Çocuklarımız ve yolcular döküntü, hurdalık taşıt araçlarıyla taşınıyor, toplu taşımacılıkta tam bir fiyasko yaşanıyor.

Yollar hurdalık kamyonlarla dolu, beton mikserleri güpegündüz trafiğin altını üstüne getiriyor, çamurunu yol kenarlarına boşaltıyor, Türkiye’den gelen tırlar ve kamyonlar tam anlamıyla terör yaratıyor, şehir içlerindeki güzergahlar keyfi şekilde parkedilerek yol ve kaldırım işgali yapan arabalarla dolu…

Yollardaki rezaletler saymakla bitmez, haddi hesabı yok.

Trafikte halimiz resmen Allah’a değil, Azrail’ emanet!

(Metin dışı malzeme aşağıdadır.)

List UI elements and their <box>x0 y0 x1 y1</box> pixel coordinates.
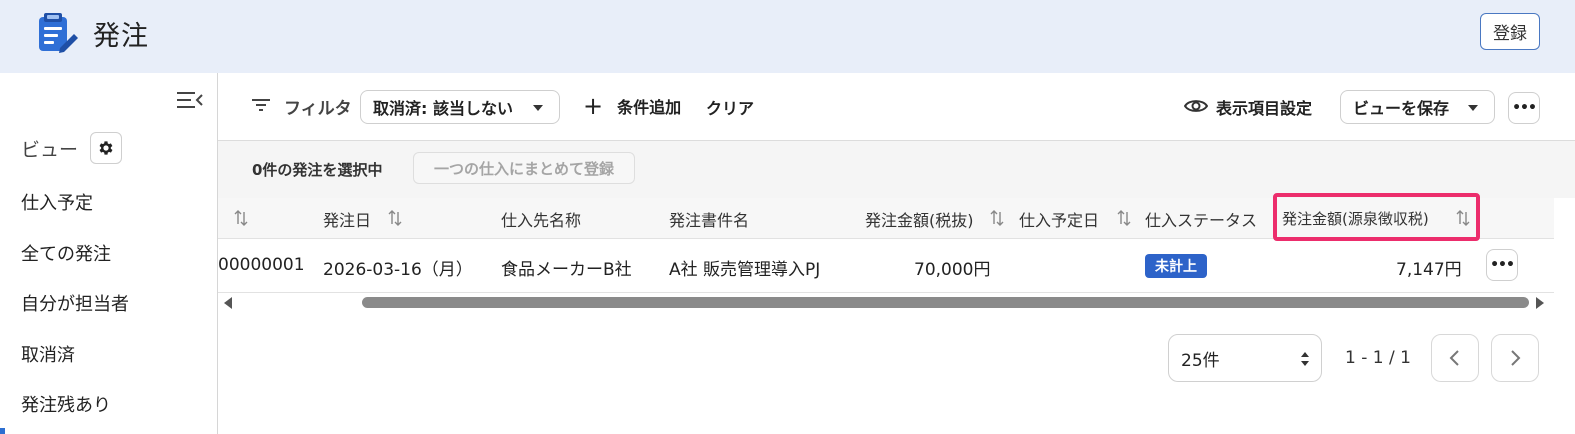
scrollbar-thumb[interactable] <box>362 297 1529 308</box>
add-condition-button[interactable]: + 条件追加 <box>583 94 681 118</box>
caret-down-icon <box>1468 105 1478 111</box>
row-more-button[interactable]: ••• <box>1486 249 1518 281</box>
filter-chip-label: 取消済: 該当しない <box>373 99 513 118</box>
sidebar-item-outstanding[interactable]: 発注残あり <box>21 391 111 417</box>
per-page-value: 25件 <box>1181 350 1220 371</box>
plus-icon: + <box>583 92 604 120</box>
app-header: 発注 登録 <box>0 0 1575 73</box>
column-header-supplier[interactable]: 仕入先名称 <box>501 207 581 231</box>
filter-chip-cancelled[interactable]: 取消済: 該当しない <box>360 90 560 124</box>
bulk-register-button[interactable]: 一つの仕入にまとめて登録 <box>413 152 635 184</box>
page-info: 1 - 1 / 1 <box>1345 348 1411 368</box>
scroll-right-icon[interactable] <box>1536 297 1544 309</box>
clipboard-edit-icon <box>39 13 78 53</box>
sidebar-item-cancelled[interactable]: 取消済 <box>21 341 75 367</box>
cell-order-date: 2026-03-16（月） <box>323 260 473 280</box>
toolbar: フィルタ 取消済: 該当しない + 条件追加 クリア 表示項目設定 ビューを保存… <box>218 73 1575 141</box>
column-header-status[interactable]: 仕入ステータス <box>1145 207 1257 231</box>
caret-down-icon <box>533 105 543 111</box>
cell-amount: 70,000円 <box>914 260 991 280</box>
column-header-planned-date[interactable]: 仕入予定日 <box>1019 207 1099 231</box>
table-row[interactable]: 00000001 2026-03-16（月） 食品メーカーB社 A社 販売管理導… <box>218 239 1554 293</box>
cell-withholding: 7,147円 <box>1396 260 1462 280</box>
eye-icon <box>1184 100 1208 112</box>
filter-icon <box>252 99 270 111</box>
more-icon: ••• <box>1490 257 1515 273</box>
highlight-box <box>1273 193 1480 241</box>
register-button[interactable]: 登録 <box>1480 13 1540 50</box>
column-header-amount[interactable]: 発注金額(税抜) <box>865 207 974 231</box>
cell-supplier: 食品メーカーB社 <box>501 260 632 280</box>
cell-order-id: 00000001 <box>218 255 305 275</box>
sidebar-item-my-orders[interactable]: 自分が担当者 <box>21 290 129 316</box>
save-view-dropdown[interactable]: ビューを保存 <box>1340 90 1495 124</box>
column-header-order-date[interactable]: 発注日 <box>323 207 371 231</box>
sidebar: ビュー 仕入予定 全ての発注 自分が担当者 取消済 発注残あり <box>0 73 218 434</box>
active-indicator <box>0 428 5 434</box>
view-settings-button[interactable] <box>90 132 122 164</box>
add-condition-label: 条件追加 <box>617 98 682 117</box>
page-title: 発注 <box>93 21 149 52</box>
selection-count: 0件の発注を選択中 <box>252 161 383 179</box>
clear-button[interactable]: クリア <box>706 95 754 119</box>
prev-page-button[interactable] <box>1431 334 1479 382</box>
sort-icon[interactable] <box>990 210 1004 226</box>
cell-subject: A社 販売管理導入PJ <box>669 260 821 280</box>
horizontal-scrollbar[interactable] <box>218 293 1554 313</box>
filter-label[interactable]: フィルタ <box>284 94 352 119</box>
status-badge: 未計上 <box>1145 254 1207 278</box>
display-settings-button[interactable]: 表示項目設定 <box>1216 95 1312 119</box>
updown-icon <box>1301 352 1309 366</box>
save-view-label: ビューを保存 <box>1353 99 1450 118</box>
next-page-button[interactable] <box>1491 334 1539 382</box>
per-page-select[interactable]: 25件 <box>1168 334 1322 382</box>
collapse-sidebar-icon[interactable] <box>176 89 204 111</box>
sort-icon[interactable] <box>1117 210 1131 226</box>
sidebar-item-all-orders[interactable]: 全ての発注 <box>21 240 111 266</box>
view-label: ビュー <box>21 139 79 161</box>
chevron-left-icon <box>1449 350 1459 366</box>
selection-bar: 0件の発注を選択中 一つの仕入にまとめて登録 <box>218 141 1575 198</box>
more-icon: ••• <box>1512 100 1537 116</box>
sort-icon[interactable] <box>234 210 248 226</box>
chevron-right-icon <box>1511 350 1521 366</box>
scroll-left-icon[interactable] <box>224 297 232 309</box>
sidebar-item-planned-purchase[interactable]: 仕入予定 <box>21 189 93 215</box>
gear-icon <box>99 141 113 155</box>
sort-icon[interactable] <box>388 210 402 226</box>
column-header-subject[interactable]: 発注書件名 <box>669 207 749 231</box>
more-options-button[interactable]: ••• <box>1508 92 1540 124</box>
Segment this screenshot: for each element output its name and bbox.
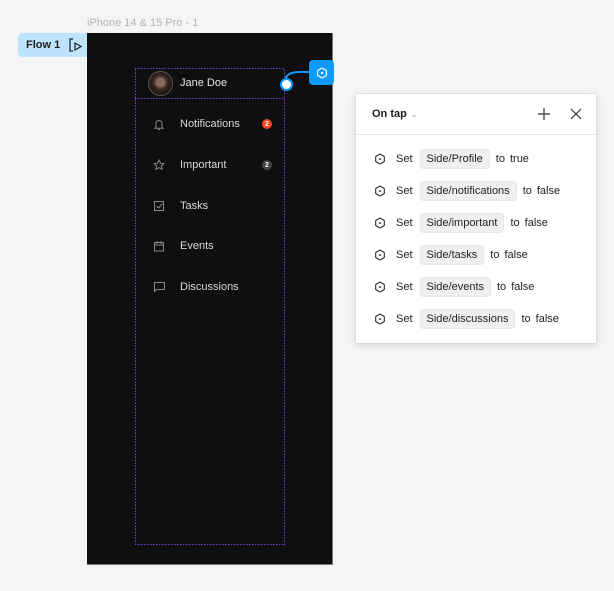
variable-icon	[375, 281, 385, 293]
profile-name: Jane Doe	[180, 77, 228, 89]
action-value[interactable]: false	[525, 217, 548, 229]
nav-label: Important	[180, 159, 227, 171]
variable-chip[interactable]: Side/Profile	[419, 149, 490, 169]
nav-item-important[interactable]: Important 2	[150, 157, 280, 173]
action-to: to	[510, 217, 520, 229]
action-to: to	[495, 153, 505, 165]
variable-chip[interactable]: Side/notifications	[419, 181, 517, 201]
action-to: to	[497, 281, 507, 293]
variable-icon	[375, 153, 385, 165]
chevron-down-icon: ⌄	[410, 109, 418, 119]
variable-chip[interactable]: Side/events	[419, 277, 491, 297]
action-row[interactable]: Set Side/Profile to true	[374, 149, 529, 169]
action-value[interactable]: false	[504, 249, 527, 261]
variable-icon	[375, 217, 385, 229]
nav-label: Events	[180, 240, 214, 252]
action-to: to	[490, 249, 500, 261]
nav-label: Tasks	[180, 200, 209, 212]
chat-icon	[150, 280, 168, 294]
action-to: to	[521, 313, 531, 325]
add-icon[interactable]	[536, 106, 552, 122]
nav-label: Notifications	[180, 118, 240, 130]
action-value[interactable]: true	[510, 153, 529, 165]
action-verb: Set	[396, 185, 413, 197]
play-flow-icon[interactable]	[69, 38, 83, 52]
notification-badge: 2	[262, 119, 272, 129]
action-row[interactable]: Set Side/important to false	[374, 213, 548, 233]
action-to: to	[522, 185, 532, 197]
variable-icon	[316, 66, 327, 79]
action-value[interactable]: false	[511, 281, 534, 293]
action-verb: Set	[396, 313, 413, 325]
flow-start-tag[interactable]: Flow 1	[18, 33, 87, 57]
variable-icon	[375, 185, 385, 197]
calendar-icon	[150, 239, 168, 253]
checkbox-icon	[150, 199, 168, 213]
action-row[interactable]: Set Side/discussions to false	[374, 309, 559, 329]
flow-label: Flow 1	[26, 39, 61, 51]
nav-item-events[interactable]: Events	[150, 238, 280, 254]
nav-label: Discussions	[180, 281, 239, 293]
action-row[interactable]: Set Side/events to false	[374, 277, 534, 297]
important-badge: 2	[262, 160, 272, 170]
nav-item-tasks[interactable]: Tasks	[150, 198, 280, 214]
avatar	[148, 71, 173, 96]
variable-chip[interactable]: Side/important	[419, 213, 505, 233]
nav-item-discussions[interactable]: Discussions	[150, 279, 280, 295]
frame-label[interactable]: iPhone 14 & 15 Pro - 1	[87, 17, 198, 29]
action-row[interactable]: Set Side/tasks to false	[374, 245, 528, 265]
trigger-label: On tap	[372, 108, 407, 120]
close-icon[interactable]	[568, 106, 584, 122]
panel-header: On tap ⌄	[356, 94, 596, 135]
bell-icon	[150, 117, 168, 131]
star-icon	[150, 158, 168, 172]
action-verb: Set	[396, 281, 413, 293]
action-value[interactable]: false	[536, 313, 559, 325]
action-value[interactable]: false	[537, 185, 560, 197]
connection-handle[interactable]	[280, 78, 293, 91]
action-row[interactable]: Set Side/notifications to false	[374, 181, 560, 201]
interaction-node[interactable]	[309, 60, 334, 85]
sidebar-selection[interactable]	[135, 68, 285, 545]
trigger-dropdown[interactable]: On tap ⌄	[372, 108, 418, 120]
variable-icon	[375, 313, 385, 325]
action-verb: Set	[396, 153, 413, 165]
action-verb: Set	[396, 249, 413, 261]
variable-chip[interactable]: Side/discussions	[419, 309, 516, 329]
variable-icon	[375, 249, 385, 261]
variable-chip[interactable]: Side/tasks	[419, 245, 485, 265]
nav-item-notifications[interactable]: Notifications 2	[150, 116, 280, 132]
action-verb: Set	[396, 217, 413, 229]
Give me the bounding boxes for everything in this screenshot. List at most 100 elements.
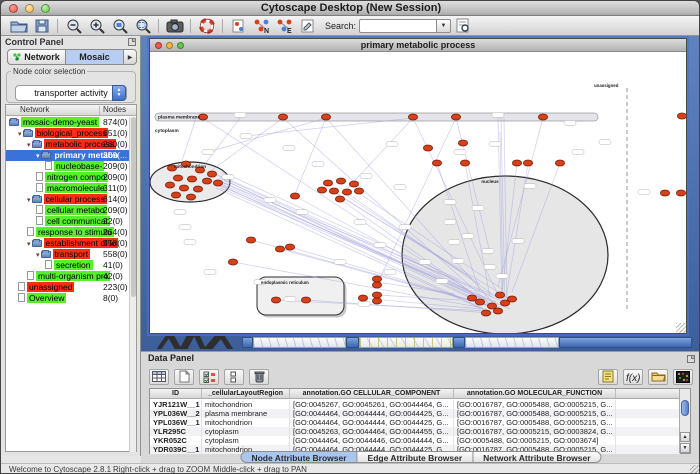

Ve insan müsveddesi kılığındaki yaratıklar da yollarda Azrail’in uşaklığını çok iyi yapıyorlar.

Bugüne kadar yüzlerce masum insanımızı bu rezil yollarda paramparça ettiler, gelen giden hükümetler, siyasiler ve basın bu felaketleri ancakta ajite etti, üzerinden demagoji yaptı, ölenlerse öldüğü yerde kalakaldı.

Peki ama, 42 senedir devlete olan görevini yerine getirmeye çalışan ve seyrüsefer vergisini birtamam ödeyen “ENAYİLERİN” ödediği yüzlerce milyon dolar, bugün hesabıyla milyarları bulan vergiler nereye gitti!!!

Yollardaki 125 tehlikeli noktayı (ki bu sayı gerçekte 125 değil, binlercedir) ise neden Avrupa Birliği belirliyor? Bu konuda Ulaştırma Bakanlığı ne halt ediyor, ne halt etmeye bu bakanlık var!

Bu soruları sorduktan sonra, benden de, başta  Sn. Denktaş’a, Ulaştırma Bakanı Kemal Dürüst’e ve hükümetin geri kalanlarına, ve sendikalara FLAŞ TEKLİF…ÖNCE TOPLANAN YOL VERGİLERİNİN NEREYE HARCANDIĞINI AÇIKLAYIN, SONRA TÜMÜNÜZ BULUNDUĞUNUZ MAKAMLARDAN DERHAL İSTİFA EDİN VE ORTALIKTAN BİR DAHA GÖRÜLMEMEK ÜZERE KAYBOLUN, 42 YIL BOYUNCA DA TOPLADIĞINIZ SEYRÜSEFER VERGİLERİNİ HİÇBİR HİZMET SAĞLAMADIĞINIZ VE AZRAİLİN KUCAĞINA ATTIĞINIZ İÇİN SAHİPLERİNE FAİZLERİYLE GERİ İADE EDİN…

ARTIK TAHAMMÜL EDİLEMEZ DURUMDASINIZ!!!